1 Rookie
•
3 Posts
0
1923
GSAN degraded during maintenance window
Hi,
I ran into some logging messages concerning the gsan status. This cam eup because 3 AVEs reported gsan degraded in our monitoring solution. Upon further inspection I saw that there are entries in the dpnctl log which report gsan as degraded. This seems to somehow correlate with either a checkpoint or a hfscheck running. But I am not sure why that might be the case, since not every AVE is reporting the issue (40+ AVEs in use).
cplist
cp.20220511190341 Wed May 11 21:03:41 2022 valid rol --- nodes 1/1 stripes 9357
cp.20220511213024 Wed May 11 23:30:24 2022 valid --- --- nodes 1/1 stripes 9357
status.dpn
Last checkpoint: cp.20220511213024 finished Wed May 11 23:47:48 2022 after 17m 24s (OK)

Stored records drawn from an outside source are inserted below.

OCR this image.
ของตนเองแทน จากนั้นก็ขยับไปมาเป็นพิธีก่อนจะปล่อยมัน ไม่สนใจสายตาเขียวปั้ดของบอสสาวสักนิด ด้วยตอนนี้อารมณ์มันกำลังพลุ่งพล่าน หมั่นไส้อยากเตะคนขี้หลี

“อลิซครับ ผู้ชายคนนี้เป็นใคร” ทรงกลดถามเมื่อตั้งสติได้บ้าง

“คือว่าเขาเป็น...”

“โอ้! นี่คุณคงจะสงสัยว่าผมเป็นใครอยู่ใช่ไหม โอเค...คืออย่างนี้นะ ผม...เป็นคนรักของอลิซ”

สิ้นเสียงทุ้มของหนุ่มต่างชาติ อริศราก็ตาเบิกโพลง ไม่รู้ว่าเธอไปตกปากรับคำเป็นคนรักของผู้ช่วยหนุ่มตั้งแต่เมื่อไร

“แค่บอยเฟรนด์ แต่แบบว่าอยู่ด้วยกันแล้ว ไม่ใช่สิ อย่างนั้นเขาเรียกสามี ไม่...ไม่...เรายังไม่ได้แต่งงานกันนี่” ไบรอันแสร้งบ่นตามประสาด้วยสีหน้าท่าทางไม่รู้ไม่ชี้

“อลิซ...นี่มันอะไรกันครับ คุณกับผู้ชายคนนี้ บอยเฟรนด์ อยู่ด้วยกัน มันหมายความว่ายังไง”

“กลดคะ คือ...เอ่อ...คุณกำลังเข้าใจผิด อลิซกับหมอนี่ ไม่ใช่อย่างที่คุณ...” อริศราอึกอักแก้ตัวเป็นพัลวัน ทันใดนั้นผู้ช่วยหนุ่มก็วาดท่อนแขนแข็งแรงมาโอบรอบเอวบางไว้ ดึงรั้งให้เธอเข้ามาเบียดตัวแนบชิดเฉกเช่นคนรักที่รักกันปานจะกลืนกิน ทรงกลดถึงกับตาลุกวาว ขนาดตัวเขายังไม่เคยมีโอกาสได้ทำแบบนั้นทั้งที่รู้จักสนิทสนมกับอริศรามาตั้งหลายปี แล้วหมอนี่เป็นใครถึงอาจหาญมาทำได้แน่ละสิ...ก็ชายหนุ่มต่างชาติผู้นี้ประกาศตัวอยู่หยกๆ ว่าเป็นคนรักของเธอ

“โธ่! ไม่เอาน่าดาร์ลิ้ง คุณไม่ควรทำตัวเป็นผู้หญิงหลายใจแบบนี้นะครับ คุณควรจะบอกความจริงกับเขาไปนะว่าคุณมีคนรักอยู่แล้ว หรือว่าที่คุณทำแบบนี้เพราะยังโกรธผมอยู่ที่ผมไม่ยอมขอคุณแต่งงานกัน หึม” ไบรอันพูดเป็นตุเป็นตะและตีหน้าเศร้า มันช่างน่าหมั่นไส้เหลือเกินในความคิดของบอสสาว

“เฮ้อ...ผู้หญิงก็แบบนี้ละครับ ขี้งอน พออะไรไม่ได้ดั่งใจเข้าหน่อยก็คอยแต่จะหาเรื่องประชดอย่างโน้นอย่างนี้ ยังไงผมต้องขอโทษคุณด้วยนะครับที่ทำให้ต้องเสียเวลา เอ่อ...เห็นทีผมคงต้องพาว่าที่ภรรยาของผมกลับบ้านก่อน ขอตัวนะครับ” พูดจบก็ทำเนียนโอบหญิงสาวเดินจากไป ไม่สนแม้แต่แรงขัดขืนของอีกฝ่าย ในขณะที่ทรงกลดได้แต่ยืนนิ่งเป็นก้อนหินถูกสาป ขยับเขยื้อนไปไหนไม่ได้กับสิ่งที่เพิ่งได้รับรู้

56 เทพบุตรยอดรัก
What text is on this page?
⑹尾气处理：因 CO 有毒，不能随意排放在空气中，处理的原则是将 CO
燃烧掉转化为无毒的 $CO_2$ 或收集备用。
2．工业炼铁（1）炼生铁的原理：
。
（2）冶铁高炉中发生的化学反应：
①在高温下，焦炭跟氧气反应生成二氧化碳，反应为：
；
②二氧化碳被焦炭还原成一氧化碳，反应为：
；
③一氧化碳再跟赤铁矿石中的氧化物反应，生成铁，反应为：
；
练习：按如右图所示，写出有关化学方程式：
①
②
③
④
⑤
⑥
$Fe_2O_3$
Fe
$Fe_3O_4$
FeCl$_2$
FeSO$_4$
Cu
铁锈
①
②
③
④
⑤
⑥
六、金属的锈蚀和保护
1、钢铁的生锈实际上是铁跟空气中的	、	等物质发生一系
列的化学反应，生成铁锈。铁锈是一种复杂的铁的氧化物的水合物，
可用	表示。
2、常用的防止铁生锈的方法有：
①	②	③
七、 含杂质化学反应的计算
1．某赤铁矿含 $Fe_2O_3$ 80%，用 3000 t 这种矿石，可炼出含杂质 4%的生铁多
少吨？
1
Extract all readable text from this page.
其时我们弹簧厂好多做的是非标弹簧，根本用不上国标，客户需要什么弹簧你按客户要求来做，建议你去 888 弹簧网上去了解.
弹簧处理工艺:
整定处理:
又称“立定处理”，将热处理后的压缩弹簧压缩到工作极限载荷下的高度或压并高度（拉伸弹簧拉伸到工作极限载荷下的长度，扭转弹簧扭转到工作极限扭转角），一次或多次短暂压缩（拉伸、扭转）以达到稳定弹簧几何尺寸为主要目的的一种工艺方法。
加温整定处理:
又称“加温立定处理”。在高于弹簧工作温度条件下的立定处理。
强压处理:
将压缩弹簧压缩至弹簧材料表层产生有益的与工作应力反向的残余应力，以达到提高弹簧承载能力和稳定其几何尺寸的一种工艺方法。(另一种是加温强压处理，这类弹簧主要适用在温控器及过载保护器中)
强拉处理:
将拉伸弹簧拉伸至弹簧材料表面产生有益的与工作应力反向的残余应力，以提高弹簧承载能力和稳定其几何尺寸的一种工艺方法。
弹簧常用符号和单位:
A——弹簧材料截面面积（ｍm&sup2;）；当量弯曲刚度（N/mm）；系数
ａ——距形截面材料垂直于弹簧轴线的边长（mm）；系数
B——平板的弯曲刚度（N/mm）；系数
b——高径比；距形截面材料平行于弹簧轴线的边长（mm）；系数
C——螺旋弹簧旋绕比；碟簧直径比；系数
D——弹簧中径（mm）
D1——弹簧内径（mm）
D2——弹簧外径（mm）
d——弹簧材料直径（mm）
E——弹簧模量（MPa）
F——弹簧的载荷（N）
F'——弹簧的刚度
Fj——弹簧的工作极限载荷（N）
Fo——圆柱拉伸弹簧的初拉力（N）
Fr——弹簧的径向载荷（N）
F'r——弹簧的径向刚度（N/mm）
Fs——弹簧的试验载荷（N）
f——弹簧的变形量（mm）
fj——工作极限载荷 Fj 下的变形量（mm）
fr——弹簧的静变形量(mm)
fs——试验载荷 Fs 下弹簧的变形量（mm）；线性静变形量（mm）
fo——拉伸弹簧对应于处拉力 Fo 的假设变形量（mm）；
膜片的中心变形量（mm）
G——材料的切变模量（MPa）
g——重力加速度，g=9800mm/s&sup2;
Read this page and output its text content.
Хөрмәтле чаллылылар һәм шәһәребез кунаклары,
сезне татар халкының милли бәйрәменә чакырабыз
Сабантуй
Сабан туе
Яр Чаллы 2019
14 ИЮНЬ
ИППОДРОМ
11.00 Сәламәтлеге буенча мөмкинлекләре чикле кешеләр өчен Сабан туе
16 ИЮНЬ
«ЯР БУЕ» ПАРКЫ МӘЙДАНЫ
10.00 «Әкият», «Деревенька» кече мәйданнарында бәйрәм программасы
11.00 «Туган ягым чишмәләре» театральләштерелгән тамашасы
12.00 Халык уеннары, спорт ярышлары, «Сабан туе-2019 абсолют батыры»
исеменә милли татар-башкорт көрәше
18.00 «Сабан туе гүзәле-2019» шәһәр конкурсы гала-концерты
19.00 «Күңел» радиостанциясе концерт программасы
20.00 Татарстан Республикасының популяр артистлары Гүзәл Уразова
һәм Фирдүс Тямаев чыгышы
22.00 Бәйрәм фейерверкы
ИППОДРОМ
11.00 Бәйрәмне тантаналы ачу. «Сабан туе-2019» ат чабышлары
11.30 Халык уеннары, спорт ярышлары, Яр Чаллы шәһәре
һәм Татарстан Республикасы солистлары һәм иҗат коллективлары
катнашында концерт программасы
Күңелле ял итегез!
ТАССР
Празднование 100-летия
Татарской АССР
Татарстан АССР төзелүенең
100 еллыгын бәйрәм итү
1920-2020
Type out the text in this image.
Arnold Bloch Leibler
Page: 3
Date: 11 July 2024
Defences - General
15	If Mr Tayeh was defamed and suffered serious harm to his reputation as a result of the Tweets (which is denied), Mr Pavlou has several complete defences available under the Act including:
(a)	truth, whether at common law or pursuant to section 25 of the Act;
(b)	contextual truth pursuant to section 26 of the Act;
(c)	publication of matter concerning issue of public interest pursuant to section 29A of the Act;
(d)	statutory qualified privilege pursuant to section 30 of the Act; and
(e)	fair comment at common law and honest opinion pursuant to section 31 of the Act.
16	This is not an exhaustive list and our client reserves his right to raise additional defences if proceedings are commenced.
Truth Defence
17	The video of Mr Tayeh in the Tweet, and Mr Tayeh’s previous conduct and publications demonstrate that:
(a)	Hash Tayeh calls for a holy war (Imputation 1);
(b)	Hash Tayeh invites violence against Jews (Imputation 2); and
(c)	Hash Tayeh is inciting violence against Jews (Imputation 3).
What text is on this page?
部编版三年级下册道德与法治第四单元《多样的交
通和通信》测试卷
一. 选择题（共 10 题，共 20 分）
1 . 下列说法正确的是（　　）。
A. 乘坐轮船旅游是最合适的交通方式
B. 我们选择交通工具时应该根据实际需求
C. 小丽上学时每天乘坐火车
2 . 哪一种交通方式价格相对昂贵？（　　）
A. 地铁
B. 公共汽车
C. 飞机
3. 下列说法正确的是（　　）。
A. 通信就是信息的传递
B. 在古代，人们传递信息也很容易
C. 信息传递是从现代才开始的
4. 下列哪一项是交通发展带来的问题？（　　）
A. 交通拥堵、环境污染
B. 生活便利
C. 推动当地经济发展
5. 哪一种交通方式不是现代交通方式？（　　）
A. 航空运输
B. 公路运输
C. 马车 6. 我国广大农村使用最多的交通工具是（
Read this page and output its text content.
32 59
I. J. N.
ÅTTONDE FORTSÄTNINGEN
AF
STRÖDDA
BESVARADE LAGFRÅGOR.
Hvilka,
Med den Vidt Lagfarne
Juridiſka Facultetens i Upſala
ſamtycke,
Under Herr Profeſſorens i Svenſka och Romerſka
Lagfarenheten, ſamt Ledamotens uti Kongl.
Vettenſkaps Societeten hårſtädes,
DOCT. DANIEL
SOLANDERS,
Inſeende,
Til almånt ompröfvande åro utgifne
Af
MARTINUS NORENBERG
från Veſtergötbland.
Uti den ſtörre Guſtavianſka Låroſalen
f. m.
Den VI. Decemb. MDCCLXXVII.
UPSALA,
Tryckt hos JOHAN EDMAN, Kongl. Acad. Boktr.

Last GC: finished Wed May 11 20:03:41 2022 after 03m 17s >> recovered 442.66 MB (OK)
Last hfscheck: finished Wed May 11 23:30:00 2022 after 02h 15m >> checked 3853 of 3853 stripes (OK)
Maintenance windows scheduler capacity profile is active.
The backup window is currently running.
Next backup window start time: Fri May 13 06:00:00 2022 CEST
Next maintenance window start time: Thu May 12 20:00:00 2022 CEST
parts from dpnctl.log
2022/05/11-21:33:30 server degraded: checkpoint accessmode(00pu+00pu+00pu)
2022/05/11-21:33:31 dpnctl: INFO: opstatus.dpn result: degraded: checkpoint accessmode(00pu+00pu+00pu)
2022/05/11-21:33:31 dpnctl: INFO: gsan status: degraded
2022/05/11-21:37:00 server degraded: checkpoint accessmode(00pu+00pu+00pu)
2022/05/11-21:37:00 dpnctl: INFO: opstatus.dpn result: degraded: checkpoint accessmode(00pu+00pu+00pu)
2022/05/11-21:37:00 dpnctl: INFO: gsan status: degraded
2022/05/11-21:39:46 server degraded: checkpoint accessmode(00pu+00pu+00pu)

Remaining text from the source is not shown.